We’re doubling down on our favorite grilling condiment in this new meat-and-potatoes foil pack. Barbecue chicken breasts, topped with bacon and finished with green onions, are the perfect complement to herbed cheesy potatoes.
- 1 1/4 lb Yukon gold potatoes, cut in 3/4-inch chunks
- 2 teaspoons oil
- 1 tablespoon Italian seasoning
- 3/4 teaspoon salt
- 1/4 teaspoon pepper
- 4 boneless skinless chicken breasts (6 oz each)
- 1 1/2 teaspoons barbecue seasoning
- 4 slices cooked bacon, halved crosswise
- 1 cup shredded Cheddar cheese (4 oz)
- 1/4 cup barbecue sauce
- 2 green onions, sliced
- Heat gas or charcoal grill. Cut 4 (18x12-inch) sheets of heavy-duty foil. Spray with cooking spray.
- Add cut potatoes to medium bowl. Drizzle with oil; sprinkle with Italian seasoning, salt and pepper. Stir until evenly coated.
- Season chicken with barbecue seasoning, and place on center of each sheet of foil. Dividing evenly, spoon potato mixture around each chicken breast. Lay bacon slices over chicken.
- Bring up 2 sides of foil so edges meet. Seal edges, making tight 1/2-inch fold; fold again, allowing space for heat circulation and expansion. Fold other sides to seal.

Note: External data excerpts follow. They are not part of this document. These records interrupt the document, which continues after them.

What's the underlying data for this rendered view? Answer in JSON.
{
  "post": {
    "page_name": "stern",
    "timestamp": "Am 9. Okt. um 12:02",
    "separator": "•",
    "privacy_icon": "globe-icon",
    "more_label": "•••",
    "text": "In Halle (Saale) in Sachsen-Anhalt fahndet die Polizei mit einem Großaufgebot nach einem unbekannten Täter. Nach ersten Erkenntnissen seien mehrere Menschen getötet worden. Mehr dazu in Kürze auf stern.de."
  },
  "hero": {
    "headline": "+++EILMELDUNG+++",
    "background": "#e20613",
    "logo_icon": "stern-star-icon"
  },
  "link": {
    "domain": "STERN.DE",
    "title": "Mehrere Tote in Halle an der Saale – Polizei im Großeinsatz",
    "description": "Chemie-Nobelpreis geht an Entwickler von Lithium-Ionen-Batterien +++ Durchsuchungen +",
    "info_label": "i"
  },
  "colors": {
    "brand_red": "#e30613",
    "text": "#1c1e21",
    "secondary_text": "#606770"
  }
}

- Place packs on grill over medium heat. Cover grill; cook 10 minutes. Rotate packs 1/2 turn; cook 9 to 10 minutes longer or until juice of chicken is clear when center of thickest part is cut (at least 165°F). Remove packs from grill; cut large X across top of each pack. Carefully fold back foil; sprinkle potatoes with cheese. Top each chicken breast with 1 tablespoon barbecue sauce, and garnish with green onions.